We testified that understanding pandemic origins can help policymakers craft responses to prevent future events. This could help reduce the high health and economic costs associated with pandemics.
Genetic analysis and other technologies can help researchers detect a pandemic's origin. Investigations into the origins of diseases can be slow, but the technologies aren't the problem. For example, delays can result when investigators can't access biological samples, or if there aren't enough trained investigators.
Our recent work identified 5 policy options to address these issues, such as expanding the pandemic origin investigator workforce.
What GAO Found
Determining the likely origin of pandemics is challenging. Researchers may use several technologies to investigate a pandemic's origin. For example, researchers use technologies such as genomic sequencing, bioinformatics analysis, and genetic databases to generate, analyze, and compare a pathogen's genetic makeup against that of other pathogens. A key limitation of these technologies is that some laboratory-based genetic modifications may be indistinguishable from natural variations. Access to samples is critical for conducting genetic sequence analysis, which allows researchers to generate and analyze the data needed to support the likely origin of a pandemic.
Researchers also use technologies such as serology (i.e., blood analysis) and epidemiological surveillance—tracking a disease as it moves through a population—to monitor pathogen infection and disease occurrence in human and animal populations. The resulting data can support pandemic origin investigations. However, for these technologies to be effective in determining a pandemic's likely origin, investigators need access to samples and data from infected or exposed individuals from early in an outbreak to reliably trace the disease back to the first human infection(s). Further, researchers may conduct laboratory-based pathogen studies to generate data to support known natural patterns or unusual patterns of spread indicative of a possible laboratory-related origin. However, some pathogens cannot be easily cultured in a laboratory setting, and some pathogens may require enhanced biosafety-level facilities.
However, experts told GAO that technologies are not the limiting factor for determining the likely origin of a pandemic. GAO identified three cross-cutting challenges that hinder pandemic origin investigations.
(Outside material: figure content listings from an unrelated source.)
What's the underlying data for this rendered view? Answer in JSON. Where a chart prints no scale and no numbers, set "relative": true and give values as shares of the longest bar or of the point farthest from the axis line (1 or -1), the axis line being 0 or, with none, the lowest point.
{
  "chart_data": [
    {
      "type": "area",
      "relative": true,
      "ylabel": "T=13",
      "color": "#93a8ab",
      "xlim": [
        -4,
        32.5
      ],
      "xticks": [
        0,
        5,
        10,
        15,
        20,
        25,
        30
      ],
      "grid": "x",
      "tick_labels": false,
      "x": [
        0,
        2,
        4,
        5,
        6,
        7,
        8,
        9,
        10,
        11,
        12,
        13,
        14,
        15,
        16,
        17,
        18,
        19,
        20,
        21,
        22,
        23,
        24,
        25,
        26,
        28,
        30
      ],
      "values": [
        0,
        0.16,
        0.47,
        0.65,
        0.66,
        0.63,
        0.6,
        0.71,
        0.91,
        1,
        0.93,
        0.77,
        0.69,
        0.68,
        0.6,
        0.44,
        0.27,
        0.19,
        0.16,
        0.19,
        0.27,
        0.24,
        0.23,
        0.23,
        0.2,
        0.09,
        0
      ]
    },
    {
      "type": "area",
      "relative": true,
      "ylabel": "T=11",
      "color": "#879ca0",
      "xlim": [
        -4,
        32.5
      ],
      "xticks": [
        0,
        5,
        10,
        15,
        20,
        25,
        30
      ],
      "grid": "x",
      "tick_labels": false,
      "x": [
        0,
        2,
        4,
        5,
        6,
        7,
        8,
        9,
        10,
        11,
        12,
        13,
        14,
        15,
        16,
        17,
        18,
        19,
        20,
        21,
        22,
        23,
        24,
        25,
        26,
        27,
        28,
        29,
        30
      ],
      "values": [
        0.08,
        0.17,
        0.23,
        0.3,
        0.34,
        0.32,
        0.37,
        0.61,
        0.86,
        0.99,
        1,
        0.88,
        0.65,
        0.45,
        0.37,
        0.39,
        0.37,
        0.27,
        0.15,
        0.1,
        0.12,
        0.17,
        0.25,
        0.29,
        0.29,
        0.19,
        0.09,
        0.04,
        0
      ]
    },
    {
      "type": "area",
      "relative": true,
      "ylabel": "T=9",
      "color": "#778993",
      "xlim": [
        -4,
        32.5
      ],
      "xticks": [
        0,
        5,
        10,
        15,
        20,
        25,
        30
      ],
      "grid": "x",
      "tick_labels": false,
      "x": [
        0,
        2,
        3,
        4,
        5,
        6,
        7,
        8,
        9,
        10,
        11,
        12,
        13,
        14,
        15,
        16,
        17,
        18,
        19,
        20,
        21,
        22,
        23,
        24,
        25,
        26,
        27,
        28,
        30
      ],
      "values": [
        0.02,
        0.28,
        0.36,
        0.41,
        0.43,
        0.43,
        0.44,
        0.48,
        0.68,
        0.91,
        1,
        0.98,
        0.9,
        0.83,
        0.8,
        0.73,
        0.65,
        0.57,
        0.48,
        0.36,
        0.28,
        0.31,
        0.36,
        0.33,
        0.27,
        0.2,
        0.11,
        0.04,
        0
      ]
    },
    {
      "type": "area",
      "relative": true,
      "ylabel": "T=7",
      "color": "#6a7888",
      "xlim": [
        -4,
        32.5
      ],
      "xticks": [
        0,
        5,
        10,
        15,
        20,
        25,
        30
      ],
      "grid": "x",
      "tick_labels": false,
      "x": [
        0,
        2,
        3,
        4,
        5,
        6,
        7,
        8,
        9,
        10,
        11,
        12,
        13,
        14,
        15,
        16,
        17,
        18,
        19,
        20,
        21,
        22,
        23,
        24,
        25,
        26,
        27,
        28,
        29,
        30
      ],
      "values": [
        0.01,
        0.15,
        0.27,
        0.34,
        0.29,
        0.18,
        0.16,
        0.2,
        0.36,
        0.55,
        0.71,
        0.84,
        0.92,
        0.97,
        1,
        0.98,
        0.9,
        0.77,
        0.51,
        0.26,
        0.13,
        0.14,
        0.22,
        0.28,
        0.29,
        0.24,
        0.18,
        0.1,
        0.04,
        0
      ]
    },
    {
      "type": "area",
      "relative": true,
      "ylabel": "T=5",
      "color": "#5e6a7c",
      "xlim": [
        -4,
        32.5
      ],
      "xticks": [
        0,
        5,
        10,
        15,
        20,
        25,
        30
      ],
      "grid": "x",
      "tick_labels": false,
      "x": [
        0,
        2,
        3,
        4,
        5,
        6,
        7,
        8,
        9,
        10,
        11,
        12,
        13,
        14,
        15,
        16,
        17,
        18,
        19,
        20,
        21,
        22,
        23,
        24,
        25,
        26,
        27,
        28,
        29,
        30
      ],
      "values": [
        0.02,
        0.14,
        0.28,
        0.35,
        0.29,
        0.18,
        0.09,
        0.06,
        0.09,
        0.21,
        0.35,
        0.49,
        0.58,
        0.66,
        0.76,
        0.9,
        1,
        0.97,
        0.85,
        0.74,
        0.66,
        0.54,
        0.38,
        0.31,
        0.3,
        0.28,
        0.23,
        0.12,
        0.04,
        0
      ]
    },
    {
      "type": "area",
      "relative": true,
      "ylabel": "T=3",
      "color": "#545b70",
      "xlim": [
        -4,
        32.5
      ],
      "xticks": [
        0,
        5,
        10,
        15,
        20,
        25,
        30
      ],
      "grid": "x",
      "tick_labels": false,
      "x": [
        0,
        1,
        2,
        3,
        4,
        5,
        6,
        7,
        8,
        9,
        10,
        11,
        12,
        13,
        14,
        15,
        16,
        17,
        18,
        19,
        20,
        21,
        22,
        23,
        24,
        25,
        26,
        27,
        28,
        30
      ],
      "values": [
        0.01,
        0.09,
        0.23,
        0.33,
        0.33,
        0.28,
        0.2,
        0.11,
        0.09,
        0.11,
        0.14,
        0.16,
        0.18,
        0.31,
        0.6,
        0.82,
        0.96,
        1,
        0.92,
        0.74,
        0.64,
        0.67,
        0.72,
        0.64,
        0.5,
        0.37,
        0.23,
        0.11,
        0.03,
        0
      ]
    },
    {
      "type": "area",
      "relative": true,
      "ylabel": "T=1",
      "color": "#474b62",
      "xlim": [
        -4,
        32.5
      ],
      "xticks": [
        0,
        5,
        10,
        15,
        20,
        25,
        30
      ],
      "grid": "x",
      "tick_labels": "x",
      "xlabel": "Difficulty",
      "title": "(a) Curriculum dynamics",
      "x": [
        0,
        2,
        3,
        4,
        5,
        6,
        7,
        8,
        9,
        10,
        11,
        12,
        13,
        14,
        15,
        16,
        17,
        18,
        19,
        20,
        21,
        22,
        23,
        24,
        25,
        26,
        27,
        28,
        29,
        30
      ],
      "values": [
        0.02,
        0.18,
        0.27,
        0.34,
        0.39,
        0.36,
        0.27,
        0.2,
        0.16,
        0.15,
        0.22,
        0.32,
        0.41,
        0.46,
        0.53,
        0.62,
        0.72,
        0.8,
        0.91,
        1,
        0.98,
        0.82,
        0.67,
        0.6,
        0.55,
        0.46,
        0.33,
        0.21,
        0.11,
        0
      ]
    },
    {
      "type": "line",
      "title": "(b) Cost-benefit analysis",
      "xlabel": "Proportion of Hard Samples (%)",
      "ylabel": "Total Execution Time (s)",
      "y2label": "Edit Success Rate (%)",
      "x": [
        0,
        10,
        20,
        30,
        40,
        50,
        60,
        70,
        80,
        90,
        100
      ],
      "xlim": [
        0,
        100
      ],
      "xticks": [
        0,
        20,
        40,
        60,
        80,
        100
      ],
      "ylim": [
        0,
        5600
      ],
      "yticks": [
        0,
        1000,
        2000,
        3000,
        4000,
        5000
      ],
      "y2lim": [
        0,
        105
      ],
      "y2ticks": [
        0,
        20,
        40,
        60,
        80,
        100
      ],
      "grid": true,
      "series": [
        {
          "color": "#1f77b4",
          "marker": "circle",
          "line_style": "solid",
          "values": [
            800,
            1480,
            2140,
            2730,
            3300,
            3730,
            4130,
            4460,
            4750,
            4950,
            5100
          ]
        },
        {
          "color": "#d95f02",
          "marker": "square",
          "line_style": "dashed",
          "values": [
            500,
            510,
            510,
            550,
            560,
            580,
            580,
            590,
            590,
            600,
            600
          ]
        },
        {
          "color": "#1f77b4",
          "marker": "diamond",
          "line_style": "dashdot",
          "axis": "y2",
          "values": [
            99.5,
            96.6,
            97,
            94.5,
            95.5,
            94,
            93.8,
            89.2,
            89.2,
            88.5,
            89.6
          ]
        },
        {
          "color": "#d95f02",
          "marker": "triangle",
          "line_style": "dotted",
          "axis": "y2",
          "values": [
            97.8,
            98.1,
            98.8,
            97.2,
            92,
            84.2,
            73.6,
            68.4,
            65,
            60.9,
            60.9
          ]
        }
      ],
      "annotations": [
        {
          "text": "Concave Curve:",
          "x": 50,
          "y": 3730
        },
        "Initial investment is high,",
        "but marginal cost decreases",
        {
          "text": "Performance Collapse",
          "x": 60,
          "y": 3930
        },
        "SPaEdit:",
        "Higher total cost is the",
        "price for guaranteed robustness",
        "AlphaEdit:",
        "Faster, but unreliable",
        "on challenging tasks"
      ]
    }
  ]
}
These include a lack of sufficient access to samples and genetic sequence data; a lack of standardized processes for submitting, accessing, and using genetic sequence data stored in databases around the world; and a lack of a sufficient and skilled interdisciplinary workforce.
GAO identified five policy options that may help address the cross-cutting challenges, including proactively establishing multilateral agreements for accessing and sharing samples and genetic sequence data, taking steps to grow an interdisciplinary workforce, and developing a national strategy targeted to pandemic origin investigations. These policy options represent possible actions that policymakers—who may include Congress, federal agencies, state and local governments, academia, industry, and international organizations—could consider taking.
Why GAO Did This Study
Pandemics are global disease outbreaks that can greatly increase morbidity and mortality and cause significant economic and social disruptions. According to the scientific literature, most pandemics where the origin is known were caused by the natural transmission of a virus through animal-to-human contact; however, there is potential for a pandemic to originate from laboratory research.
GAO was asked to conduct a technology assessment on pandemic origins. This testimony summarizes our January 2023 technology assessment entitled Pandemic Origins: Technologies and Challenges for Biological Investigations and describes: (1) key technologies available for pandemic origin investigations, (2) strengths and limitations of these tools and how researchers use them to investigate pandemic origins, and (3) cross-cutting challenges researchers face in trying to determine a pandemic's origin.
GAO reviewed peer-reviewed scientific literature and other documents, including reports from the Centers for Disease Control and Prevention, Office of the Director of National Intelligence, the Johns Hopkins Center for Health Security, World Health Organization, and select national laboratories; interviewed government, industry, and academic representatives; and convened a meeting of 27 experts in March 2022 with assistance from the National Academies of Sciences, Engineering, and Medicine.